Reproduction de Eretmodus marksmithi (ex sp. aff. "Cyanostictus")
Article publié dans la R F C n° 100 Juin 1990

Ecrit en collaboration avec Cédric Bosquin

Réactualisé en janvier 2001.


Encore un nom barbare ? En fait, l'espèce dont il va être question ici est l'Eretmodus bien connu des cichlidophiles, celui importé depuis longtemps du Burundi et commercialisé sous le nom de Eretmodus cyanostictus. En réalité, le vrai cyanostictus est originaire du sud du Tanganyika (La population type vient de Mpulungu) et diffère de celui du Nord qui lui même présente plusieurs variantes géographiques regroupées par Konings sous le nom de Eretmodus sp. "North".
Bien que connu depuis longtemps, ce poisson a toujours été considéré à juste titre comme poisson à problèmes. En effet, sa maintenance, mais surtout son acclimatation et sa reproduction ne sont pas toujours des plus faciles. Ajoutons à cela que sa longévité en aquarium ne semble pas dépasser deux ans, et vous avez une idée de ce qui vous attend avec cette espèce.
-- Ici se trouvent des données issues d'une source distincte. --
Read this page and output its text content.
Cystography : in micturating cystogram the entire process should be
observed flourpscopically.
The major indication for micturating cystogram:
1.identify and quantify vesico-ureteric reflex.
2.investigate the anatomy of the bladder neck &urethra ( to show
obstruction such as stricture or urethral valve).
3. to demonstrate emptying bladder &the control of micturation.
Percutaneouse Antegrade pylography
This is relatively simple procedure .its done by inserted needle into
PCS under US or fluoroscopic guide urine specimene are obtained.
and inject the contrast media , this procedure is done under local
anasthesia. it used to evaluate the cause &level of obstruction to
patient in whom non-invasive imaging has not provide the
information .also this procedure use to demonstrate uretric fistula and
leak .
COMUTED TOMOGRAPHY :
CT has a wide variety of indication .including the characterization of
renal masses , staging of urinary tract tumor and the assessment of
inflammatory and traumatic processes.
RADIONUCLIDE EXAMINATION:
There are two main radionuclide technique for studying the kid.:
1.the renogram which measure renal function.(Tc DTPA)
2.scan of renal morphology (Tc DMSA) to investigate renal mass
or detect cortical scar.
Pour la maintenance, la solution peut être trouvée dans l'observation de leur milieu naturel. Cette espèce, ainsi que les autres cichlidés-gobies (Spathodus et Tanganicodus) a colonisé un biotope bien particulier qui est la proche bande côtière peu profonde et garnie de galets. Leur habitat se situe à une profondeur souvent inférieure à un mètre. Or, il ne faut pas considérer le Tanganyika comme une étendue d'eau plate tels les lacs ou les étangs de l'Hexagone, mais bien plus comme une véritable mer intérieure dont les eaux sont agitées par les vents tropicaux, d'où la présence de vagues de dimensions parfois importantes. Nos cichlidés-gobies vivent donc dans des eaux proches saturées en oxygène, à l'instar des espèces rhéophiles que sont les Steatocranus. Leur façon de se déplacer est d'ailleurs tout à fait similaire.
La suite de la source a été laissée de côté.